Mémoire/Histoire, émotion/réflexion, objets du quotidien/œuvres d’art : ce parcours associe des éléments et des objets divers. Comment les avez-vous articulés ?
L. E. : Associer mémoire et Histoire était une donnée de départ. Les historiens s’inquiétaient beaucoup de la place de la chronologie. Ils avaient une vision un peu verticale. Nous savions qu’une exposition c’est un parcours en trois dimensions et libre, que les gens y butinent. Donc, l’idée d’un parcours linéaire nous paraissait totalement inappropriée. Nous avons dû un peu nous bagarrer pour imposer l’idée que certains supports allaient porter le discours « historien » et d’autres la part de mémoire, de témoignage, d’oralité.
P. P. : Le programme exigeait une chronologie. Il prévoyait aussi des entrées thématiques : le travail, le logement, les luttes sociales, le partage, le sport, etc. Mais ces notions étaient détachées. Plutôt qu’un prologue qui dresse, une fois pour toutes, la chronologie des deux cents ans, nous avons préféré la distiller sur tout le parcours. Dans chaque partie thématique, des tables - très identifiées - redonnent la parole aux historiens, avec des repères chronologiques récurrents, des archives, du contexte. Répartis sur toute l’exposition, il y a 35 mètres de tables qui permettent cette lecture attentive. Ensuite, nous avons placé en vis-à-vis des éléments qui permettent des expériences beaucoup plus étonnantes.
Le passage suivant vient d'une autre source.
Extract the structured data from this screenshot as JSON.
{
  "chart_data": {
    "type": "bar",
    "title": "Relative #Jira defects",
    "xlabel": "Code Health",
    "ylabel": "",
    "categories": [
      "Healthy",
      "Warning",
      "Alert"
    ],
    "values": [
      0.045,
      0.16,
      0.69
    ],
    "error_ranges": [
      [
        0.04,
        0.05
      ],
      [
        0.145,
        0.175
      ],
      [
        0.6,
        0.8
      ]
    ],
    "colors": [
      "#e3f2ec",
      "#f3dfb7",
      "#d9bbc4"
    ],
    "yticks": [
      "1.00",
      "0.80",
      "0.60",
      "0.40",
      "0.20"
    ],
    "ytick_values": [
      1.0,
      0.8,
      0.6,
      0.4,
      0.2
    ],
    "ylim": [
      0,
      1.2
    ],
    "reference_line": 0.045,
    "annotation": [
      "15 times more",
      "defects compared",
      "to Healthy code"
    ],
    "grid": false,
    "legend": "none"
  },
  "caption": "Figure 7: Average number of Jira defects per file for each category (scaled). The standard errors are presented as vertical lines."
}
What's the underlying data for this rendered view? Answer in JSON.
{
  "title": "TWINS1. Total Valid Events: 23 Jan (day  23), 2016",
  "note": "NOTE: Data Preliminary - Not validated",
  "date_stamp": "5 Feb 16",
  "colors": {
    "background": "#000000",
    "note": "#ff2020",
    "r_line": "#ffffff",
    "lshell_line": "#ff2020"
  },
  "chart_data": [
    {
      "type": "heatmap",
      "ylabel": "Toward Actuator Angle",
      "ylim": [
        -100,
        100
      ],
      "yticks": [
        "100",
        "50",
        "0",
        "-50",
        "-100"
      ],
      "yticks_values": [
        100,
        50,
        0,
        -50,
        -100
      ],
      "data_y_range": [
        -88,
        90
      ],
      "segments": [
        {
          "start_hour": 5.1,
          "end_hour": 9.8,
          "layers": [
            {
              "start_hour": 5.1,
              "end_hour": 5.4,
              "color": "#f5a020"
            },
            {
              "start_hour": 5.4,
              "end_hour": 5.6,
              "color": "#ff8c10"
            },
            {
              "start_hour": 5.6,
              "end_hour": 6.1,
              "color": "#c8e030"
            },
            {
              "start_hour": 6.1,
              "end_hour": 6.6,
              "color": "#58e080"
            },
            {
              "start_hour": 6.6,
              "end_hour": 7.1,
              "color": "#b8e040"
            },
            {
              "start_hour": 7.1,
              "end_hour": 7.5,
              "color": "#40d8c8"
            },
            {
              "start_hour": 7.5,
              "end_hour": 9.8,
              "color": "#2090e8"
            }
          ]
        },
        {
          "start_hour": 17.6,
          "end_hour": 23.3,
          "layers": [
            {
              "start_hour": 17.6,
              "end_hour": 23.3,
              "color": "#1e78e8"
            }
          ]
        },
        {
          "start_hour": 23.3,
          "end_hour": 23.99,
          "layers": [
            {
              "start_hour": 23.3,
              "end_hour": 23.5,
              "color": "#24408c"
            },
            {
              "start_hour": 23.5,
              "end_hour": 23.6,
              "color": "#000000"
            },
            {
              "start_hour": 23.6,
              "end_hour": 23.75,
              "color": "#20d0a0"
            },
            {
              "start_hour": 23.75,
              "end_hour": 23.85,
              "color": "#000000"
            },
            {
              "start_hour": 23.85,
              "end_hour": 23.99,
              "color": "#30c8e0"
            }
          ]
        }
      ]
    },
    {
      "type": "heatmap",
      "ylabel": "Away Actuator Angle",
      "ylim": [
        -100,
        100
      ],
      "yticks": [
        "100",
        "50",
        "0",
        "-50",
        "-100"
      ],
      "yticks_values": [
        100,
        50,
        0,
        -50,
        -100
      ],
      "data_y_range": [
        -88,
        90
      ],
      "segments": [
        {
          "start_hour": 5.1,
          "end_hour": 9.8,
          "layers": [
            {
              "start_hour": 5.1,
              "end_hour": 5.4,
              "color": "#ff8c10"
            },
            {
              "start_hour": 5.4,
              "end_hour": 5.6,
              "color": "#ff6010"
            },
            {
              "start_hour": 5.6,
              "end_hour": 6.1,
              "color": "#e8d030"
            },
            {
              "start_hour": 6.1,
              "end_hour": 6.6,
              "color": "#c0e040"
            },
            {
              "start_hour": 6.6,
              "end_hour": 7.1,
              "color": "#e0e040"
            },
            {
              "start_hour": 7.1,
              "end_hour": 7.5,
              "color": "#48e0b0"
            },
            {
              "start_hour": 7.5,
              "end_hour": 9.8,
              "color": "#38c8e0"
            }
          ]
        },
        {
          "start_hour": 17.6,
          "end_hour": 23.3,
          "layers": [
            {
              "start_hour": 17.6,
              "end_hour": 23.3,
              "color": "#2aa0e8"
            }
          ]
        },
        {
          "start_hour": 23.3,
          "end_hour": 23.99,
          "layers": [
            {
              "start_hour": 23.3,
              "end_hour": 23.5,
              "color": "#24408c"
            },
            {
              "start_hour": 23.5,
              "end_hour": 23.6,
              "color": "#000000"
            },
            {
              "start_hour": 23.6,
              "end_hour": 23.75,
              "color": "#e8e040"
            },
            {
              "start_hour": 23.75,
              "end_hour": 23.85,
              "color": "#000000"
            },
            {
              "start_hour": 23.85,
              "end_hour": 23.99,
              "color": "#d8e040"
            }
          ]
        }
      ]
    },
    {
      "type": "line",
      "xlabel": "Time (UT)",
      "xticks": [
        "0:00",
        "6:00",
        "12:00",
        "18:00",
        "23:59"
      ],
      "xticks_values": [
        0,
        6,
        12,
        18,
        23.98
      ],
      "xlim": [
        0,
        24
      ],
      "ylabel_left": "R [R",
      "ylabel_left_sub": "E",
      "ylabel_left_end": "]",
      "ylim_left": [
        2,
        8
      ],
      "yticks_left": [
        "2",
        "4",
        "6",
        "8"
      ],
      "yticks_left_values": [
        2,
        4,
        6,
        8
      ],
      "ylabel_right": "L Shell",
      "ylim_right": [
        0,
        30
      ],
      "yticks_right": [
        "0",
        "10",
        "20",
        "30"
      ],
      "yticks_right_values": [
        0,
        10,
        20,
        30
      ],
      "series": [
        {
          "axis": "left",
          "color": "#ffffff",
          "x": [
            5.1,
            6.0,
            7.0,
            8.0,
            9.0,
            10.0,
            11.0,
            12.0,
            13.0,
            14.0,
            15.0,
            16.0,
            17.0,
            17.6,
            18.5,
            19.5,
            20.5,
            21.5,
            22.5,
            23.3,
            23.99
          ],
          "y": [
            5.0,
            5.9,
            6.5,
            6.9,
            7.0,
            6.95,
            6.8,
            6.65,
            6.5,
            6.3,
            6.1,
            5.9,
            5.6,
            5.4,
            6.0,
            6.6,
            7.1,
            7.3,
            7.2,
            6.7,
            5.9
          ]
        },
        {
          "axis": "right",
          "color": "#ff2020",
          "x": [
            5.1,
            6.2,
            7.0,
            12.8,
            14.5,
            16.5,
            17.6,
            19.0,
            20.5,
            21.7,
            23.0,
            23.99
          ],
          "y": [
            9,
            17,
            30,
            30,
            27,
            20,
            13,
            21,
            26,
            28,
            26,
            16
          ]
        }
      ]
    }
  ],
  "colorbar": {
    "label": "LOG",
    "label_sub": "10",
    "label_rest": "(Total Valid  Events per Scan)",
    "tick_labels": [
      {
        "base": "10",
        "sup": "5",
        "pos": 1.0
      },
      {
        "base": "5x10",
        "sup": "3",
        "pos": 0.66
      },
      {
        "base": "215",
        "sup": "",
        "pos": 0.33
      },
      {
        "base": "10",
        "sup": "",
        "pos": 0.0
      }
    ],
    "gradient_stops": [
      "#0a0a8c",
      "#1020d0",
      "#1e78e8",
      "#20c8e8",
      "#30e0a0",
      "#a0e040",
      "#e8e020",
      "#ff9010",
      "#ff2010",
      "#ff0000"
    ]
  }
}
L’association d’œuvres d’art contemporain, par exemple ?
P. P. : Les œuvres ont été choisies par le musée. Nous avons déterminé leur place, la façon dont on les appréhende, comment elles surgissent... Surtout, nous avons inventé des dispositifs pour mettre en scène la prodigieuse iconographie à notre disposition et permettre à la génération actuelle d’entrer en contact avec les générations passées, présentes sur ces photos. Nous les avons retravaillées, avons associé des images d’aujourd’hui, des objets, en jouant entre le documentaire et la fiction, ou encore les musiques, les paroles de chansons. Nous avons aussi créé un audioguide prototype : un outil universel qui permet tout à la fois de se synchroniser lorsque l’on est devant un écran et d’aller interroger des histoires singulières, des témoignages oraux, en pointant un objet ou un personnage...
Sur un sujet aussi sensible, avez-vous dû renoncer à certains projets ?
L. E. : A la fin de l’exposition, un espace présente une multitude d’objets de la culture contemporaine et les interroge dans une installation qui témoigne de la capillarité de la société. Nous voulions l’appeler « Le Bazar ». Cela n’a pas été retenu. Mais ce « kiosque » existe. Nous souhaitions aussi solliciter des enfants d’immigrés, des passeurs de culture comme Jamel Debbouze ou Gad Elmaleh, pour raconter cette histoire de l’immigration. Pour les historiens, on sortait du sujet.
L’exposition parle de métissage, de luttes communes, et dresse le portrait assez clair d’une société multiculturelle en devenir. On est loin de l’approche du gouvernement actuel. Vous n’avez pas été inquiétés ?
P. P. : Ceux qui ont écrit ce programme ont choisi cette approche. Elle lui était consubstantielle. Nous-mêmes n’avons choisi aucune œuvre, aucun contenu. N’oubliez pas que les historiens qui ont porté ce projet - et qui le portent toujours - ont démissionné pour protester contre la création d’un ministère de l’immigration et de l’identité nationale. Cet esprit se retrouve forcément dans la Cité.